It's not you, it's me
For me, actually.
This blog, this place where I share my thoughts and musings and processings, is as much for me as it is for you.
This weekend I read a memoir titled, Stumbling Toward Faith, by Renee Altson.
It was incredible. There are no words for me describe the beauty of reading of someone else’s story, being offered an exquisite glimpse into someone else’s pain and questions, secret fears and fleeting hopes. It was a gift.
I was reminded of my need to write. Of the value of my story (and your story and sharing these stories).
Writing for me is an act of remembering. Even more, it is a discipline of thankfulness.
When God whispered to me to “write my love story” it was a command to share, but it was also a command to remember.
To remember the times I couldn’t step foot in a church. To remember the outrage I felt at injustice. To remember the first time I felt a real, a raw, a ragged hope begin to stir in my own honesty.
To remember so that I may be open to those who are still questioning, still angry, still hurt, still outside the camp, scoffing and alone.
Renee writes, "I like it in this little space of being loved. I like this newness, this fresh perspective, this ordinary holiness weaving itself into the tapestry of my life, and I want to worship something; I want to proclaim my gratitude, my awe, the miracle that I notice, that I see what's happening. I want to hold out my hands and say thank you."
Her book was just that: an offering of thanks.
And I hope that this blog would be a place where I could weave my own words of worship together.
To remember the first flickers of hope that led me to Love. To encourage you as you seek Love, as you seek to weave together the threads of hope and grace and redemption in your own life.
I hope you are encouraged. I hope my thoughts point to something greater than me.
I hope that, together, we can begin to acknowledge this newfound love, this newfound wonder, this everyday miracle that we can notice God's stirrings at all.
Helpful?
February 2007
The acidic pineapple assaulted my mouth and I could barely keep my eyes open. It was 6:30 a.m. We walked on the cobbled dirt road past children in smoothed school uniforms, their dark eyes shining brilliantly in their smiling faces. They looked at me like I was an alien, a goddess, Britney Spears. How could I teach them English? How could I teach them anything? I pleaded with God that I could be helpful, if just for an hour. A year later and I still wanted more than anything to helpful; it’s just that I no longer pleaded with God.
Worship Wednesday
The tempo increased and she recognized the tune of her favorite worship song. The one about new life. She shut her eyes tightly and waited for the Holy Spirit.

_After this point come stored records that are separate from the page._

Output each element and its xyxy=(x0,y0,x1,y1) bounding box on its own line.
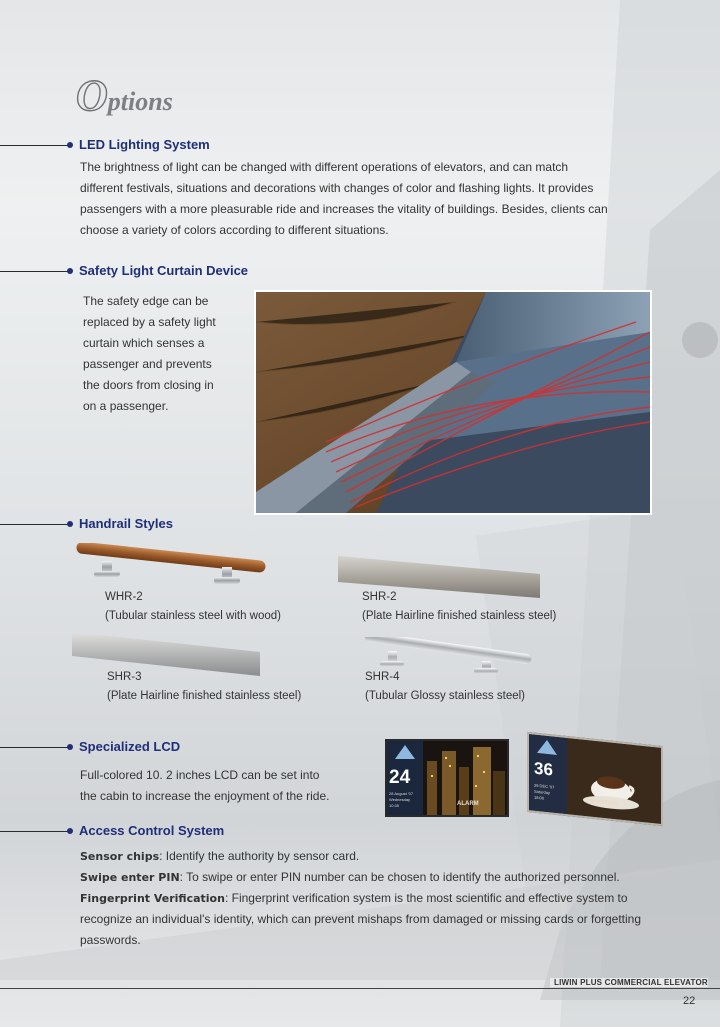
lcd-line: Full-colored 10. 2 inches LCD can be set into xyxy=(80,768,320,782)
access-line-3: passwords. xyxy=(80,933,141,947)
swipe-text: : To swipe or enter PIN number can be chosen to identify the authorized personnel. xyxy=(179,870,620,884)
page-number: 22 xyxy=(683,995,696,1007)
footer-rule xyxy=(0,988,720,989)
handrail-label-shr2 xyxy=(362,588,556,626)
led-heading: LED Lighting System xyxy=(79,137,210,152)
handrail-desc: (Tubular stainless steel with wood) xyxy=(105,610,281,622)
access-sensor-line xyxy=(80,846,692,867)
led-line: passengers with a more pleasurable ride and increases the vitality of buildings. Besides, clients can xyxy=(80,202,608,216)
lcd1-floor: 24 xyxy=(389,767,411,788)
handrail-code: SHR-2 xyxy=(362,591,397,603)
lcd1-time: 10:35 xyxy=(389,803,400,808)
finger-text: : Fingerprint verification system is the most scientific and effective system to xyxy=(224,891,628,905)
handrail-label-shr4 xyxy=(365,668,525,706)
safety-line: replaced by a safety light xyxy=(83,315,216,329)
safety-line: passenger and prevents xyxy=(83,357,212,371)
lcd1-date: 28 August '07 xyxy=(389,791,414,796)
handrail-code: SHR-4 xyxy=(365,671,400,683)
handrail-desc: (Plate Hairline finished stainless steel) xyxy=(107,690,302,702)
footer-brand: LIWIN PLUS COMMERCIAL ELEVATOR xyxy=(550,978,708,987)
section-rule-led xyxy=(0,145,68,146)
lcd-heading: Specialized LCD xyxy=(79,739,181,754)
sensor-text: : Identify the authority by sensor card. xyxy=(159,849,360,863)
access-swipe-line xyxy=(80,867,692,888)
swipe-label: Swipe enter PIN xyxy=(80,871,180,884)
section-rule-lcd xyxy=(0,747,68,748)
lcd2-time: 18:00 xyxy=(534,794,545,801)
led-line: choose a variety of colors according to different situations. xyxy=(80,223,389,237)
lcd-line: the cabin to increase the enjoyment of the ride. xyxy=(80,789,330,803)
lcd1-sign: ALARM xyxy=(457,801,479,807)
section-rule-access xyxy=(0,831,68,832)
bullet-icon xyxy=(67,828,73,834)
handrail-label-shr3 xyxy=(107,668,301,706)
page-title xyxy=(76,70,173,121)
handrail-whr2-image xyxy=(74,543,270,588)
bullet-icon xyxy=(67,142,73,148)
lcd2-floor: 36 xyxy=(534,758,553,780)
led-line: The brightness of light can be changed with different operations of elevators, and can match xyxy=(80,160,569,174)
handrail-desc: (Plate Hairline finished stainless steel) xyxy=(362,610,557,622)
lcd-screen-2 xyxy=(527,732,663,826)
lcd1-day: Wednesday xyxy=(389,797,411,802)
access-heading: Access Control System xyxy=(79,823,225,838)
lcd2-date: 29 DEC '07 xyxy=(534,782,555,790)
sensor-label: Sensor chips xyxy=(80,850,160,863)
handrail-desc: (Tubular Glossy stainless steel) xyxy=(365,690,525,702)
light-curtain-illustration xyxy=(256,292,650,513)
safety-paragraph xyxy=(83,291,243,417)
handrail-code: WHR-2 xyxy=(105,591,143,603)
safety-line: The safety edge can be xyxy=(83,294,209,308)
finger-label: Fingerprint Verification xyxy=(80,892,225,905)
bullet-icon xyxy=(67,521,73,527)
section-rule-handrail xyxy=(0,524,68,525)
lcd2-day: Saturday xyxy=(534,788,551,796)
led-line: different festivals, situations and decorations with changes of color and flashing lights. It provides xyxy=(80,181,594,195)
lcd2-sign: MAINTAIN xyxy=(589,798,618,808)
access-paragraph xyxy=(80,846,692,951)
section-rule-safety xyxy=(0,271,68,272)
handrail-label-whr2 xyxy=(105,588,281,626)
safety-line: on a passenger. xyxy=(83,399,169,413)
lcd-screen-1 xyxy=(385,739,509,817)
lcd-paragraph xyxy=(80,765,380,807)
access-line-2: recognize an individual's identity, which can prevent mishaps from damaged or missing cards or forgetting xyxy=(80,912,642,926)
handrail-heading: Handrail Styles xyxy=(79,516,173,531)
title-rest: ptions xyxy=(107,87,173,116)
led-paragraph xyxy=(80,157,680,241)
bullet-icon xyxy=(67,268,73,274)
bullet-icon xyxy=(67,744,73,750)
safety-line: curtain which senses a xyxy=(83,336,205,350)
handrail-code: SHR-3 xyxy=(107,671,142,683)
access-finger-line xyxy=(80,888,692,909)
safety-line: the doors from closing in xyxy=(83,378,214,392)
light-curtain-photo xyxy=(254,290,652,515)
safety-heading: Safety Light Curtain Device xyxy=(79,263,249,278)
title-initial: O xyxy=(76,71,108,120)
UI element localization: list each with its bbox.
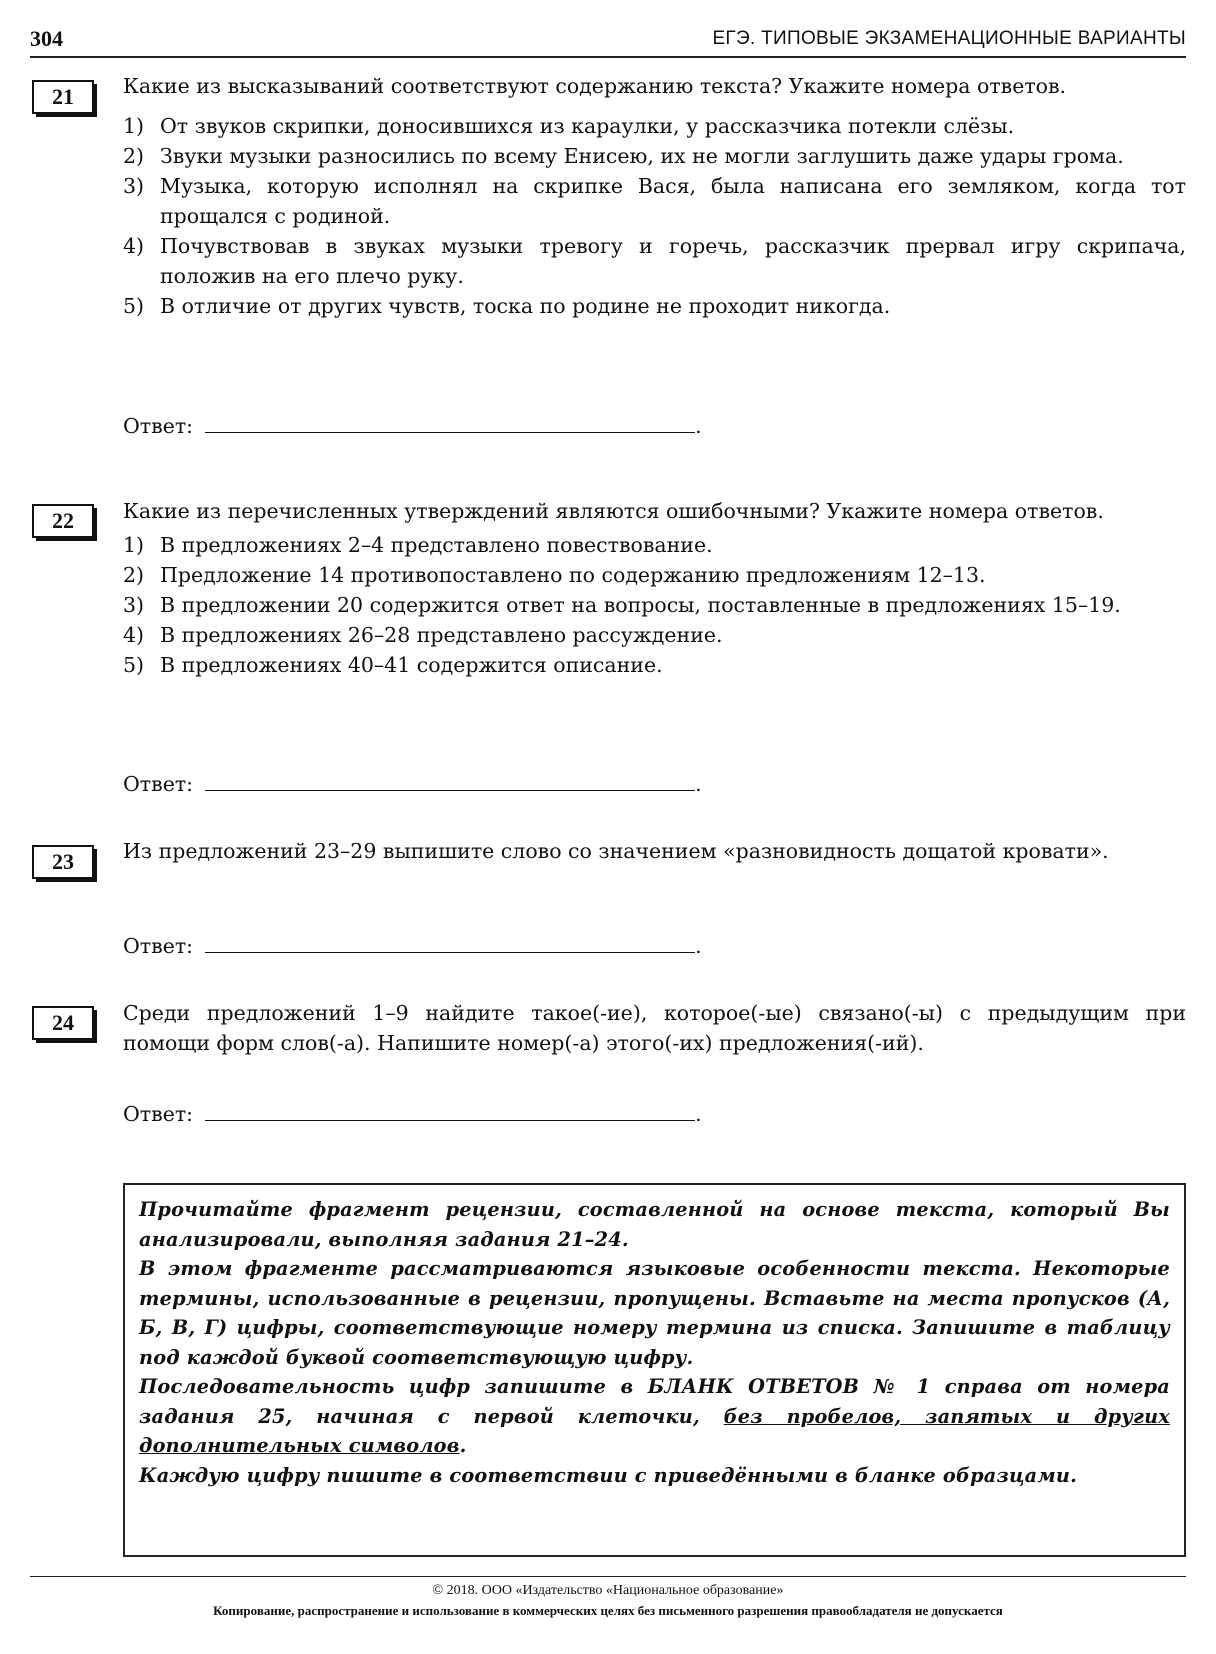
instruction-paragraph: В этом фрагменте рассматриваются языковые особенности текста. Некоторые термины, использованные в рецензии, пропущены. Вставьте на места пропусков (А, Б, В, Г) цифры, соответствующие номеру термина из списка. Запишите в таблицу под каждой буквой соответствующую цифру. — [139, 1257, 1170, 1369]
option-item: 2) Предложение 14 противопоставлено по содержанию предложениям 12–13. — [123, 563, 986, 587]
instruction-box — [123, 1183, 1186, 1557]
options-list — [123, 111, 1186, 321]
task-prompt: Среди предложений 1–9 найдите такое(-ие), которое(-ые) связано(-ы) с предыдущим при помощи форм слов(-а). Напишите номер(-а) этого(-их) предложения(-ий). — [123, 1001, 1186, 1055]
task-content — [123, 998, 1186, 1058]
answer-label: Ответ: — [123, 772, 194, 796]
answer-label: Ответ: — [123, 934, 194, 958]
option-item: 1) В предложениях 2–4 представлено повествование. — [123, 533, 713, 557]
task-prompt: Какие из перечисленных утверждений являются ошибочными? Укажите номера ответов. — [123, 499, 1104, 523]
answer-label: Ответ: — [123, 1102, 194, 1126]
task-number-box: 21 — [32, 80, 94, 114]
answer-line[interactable] — [205, 410, 695, 433]
option-item: 3) В предложении 20 содержится ответ на вопросы, поставленные в предложениях 15–19. — [123, 593, 1121, 617]
option-item: 2) Звуки музыки разносились по всему Енисею, их не могли заглушить даже удары грома. — [123, 144, 1124, 168]
copy-notice: Копирование, распространение и использование в коммерческих целях без письменного разрешения правообладателя не допускается — [213, 1603, 1003, 1618]
task-number-box: 22 — [32, 504, 94, 538]
copyright: © 2018. ООО «Издательство «Национальное образование» — [432, 1583, 784, 1598]
page-header — [30, 22, 1186, 58]
task-content — [123, 496, 1186, 680]
option-item: 5) В отличие от других чувств, тоска по родине не проходит никогда. — [123, 294, 891, 318]
page-footer — [30, 1576, 1186, 1618]
answer-line[interactable] — [205, 1098, 695, 1121]
option-item: 3) Музыка, которую исполнял на скрипке Вася, была написана его земляком, когда тот прощался с родиной. — [123, 174, 1186, 228]
task-number-box: 24 — [32, 1006, 94, 1040]
answer-field[interactable]: Ответ: . — [123, 768, 702, 799]
option-item: 4) Почувствовав в звуках музыки тревогу и горечь, рассказчик прервал игру скрипача, положив на его плечо руку. — [123, 234, 1186, 288]
underlined-emphasis: без пробелов, запятых и других дополнительных символов — [139, 1404, 1170, 1457]
task-number-box: 23 — [32, 845, 94, 879]
answer-field[interactable]: Ответ: . — [123, 1098, 702, 1129]
options-list — [123, 530, 1186, 680]
answer-label: Ответ: — [123, 414, 194, 438]
option-item: 5) В предложениях 40–41 содержится описание. — [123, 653, 663, 677]
answer-line[interactable] — [205, 930, 695, 953]
task-prompt: Из предложений 23–29 выпишите слово со значением «разновидность дощатой кровати». — [123, 839, 1109, 863]
answer-field[interactable]: Ответ: . — [123, 930, 702, 961]
instruction-paragraph: Каждую цифру пишите в соответствии с приведёнными в бланке образцами. — [139, 1463, 1078, 1487]
instruction-paragraph: Прочитайте фрагмент рецензии, составленной на основе текста, который Вы анализировали, выполняя задания 21–24. — [139, 1198, 1170, 1251]
running-title: ЕГЭ. ТИПОВЫЕ ЭКЗАМЕНАЦИОННЫЕ ВАРИАНТЫ — [712, 28, 1186, 49]
instruction-paragraph: Последовательность цифр запишите в БЛАНК ОТВЕТОВ № 1 справа от номера задания 25, начиная с первой клеточки, без пробелов, запятых и других дополнительных символов. — [139, 1375, 1170, 1457]
page-number: 304 — [30, 26, 63, 51]
answer-field[interactable]: Ответ: . — [123, 410, 702, 441]
task-content — [123, 71, 1186, 321]
option-item: 1) От звуков скрипки, доносившихся из караулки, у рассказчика потекли слёзы. — [123, 114, 1015, 138]
task-prompt: Какие из высказываний соответствуют содержанию текста? Укажите номера ответов. — [123, 74, 1067, 98]
answer-line[interactable] — [205, 768, 695, 791]
option-item: 4) В предложениях 26–28 представлено рассуждение. — [123, 623, 723, 647]
task-content — [123, 836, 1186, 866]
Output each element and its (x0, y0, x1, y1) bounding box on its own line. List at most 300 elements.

Padre, Padre, Padre she murmured, Father, Father, Father, holding her hands out as if a shiny prize would be placed in the deep grooves of her palms if only she believed hard enough. Her body shook with excitement. She swayed slightly as the Spirit descended upon her.
Ven, Espiritu Santo, she entreated. Come, Holy Spirit.
As the words of worship flowed over her body, she relaxed. It was just her and God. His love coursed through her veins, speeding her heartbeat to a quick tempo like the maracas that were being shaken onstage. She felt God inside her chest. He was the air that she breathed, filling her lungs, her heart. She didn’t even feel the tears rolling down her soft cheeks. She could stay here forever, swaying rhythmically and receiving from an All-loving God.
Eres todopoderoso, she exhaled, You are all-powerful.
Her hands shot up in the air as she reached up to Heaven, feeling closer to God as she stretched her finger tips away from her own tired, sinful body and toward His love. Her heart beat with the music, with praise. Peace rained over her as He reigned in her.
Padre, Padre, Padre, she whispered again. Father, Father, Father.
He filled her as she emptied herself. The tempo slowed and everything seemed to hang in that moment, in that space between the heart of God and the heart of man.
The song ended. Her swaying stopped; she dropped her outstretched hands, opened her eyes and blinked. The church was clearing out. She quickly wiped her tears, smoothed her skirt, and went on with the rest of her day.
*In lieu of T.S. Tuesday (which I apologize I did not get to post yesterday), I was going to post a tardy Tuesday, but instead decided to go with the more timely, and still alliterative, Worship Wednesday. You'll have to catch my latest Eliot musings next Tuesday. This first-ever Worship Wednesday describes an experience I had worshipping in a Pentecostal church in Costa Rica with my host mom. Hope you enjoyed it.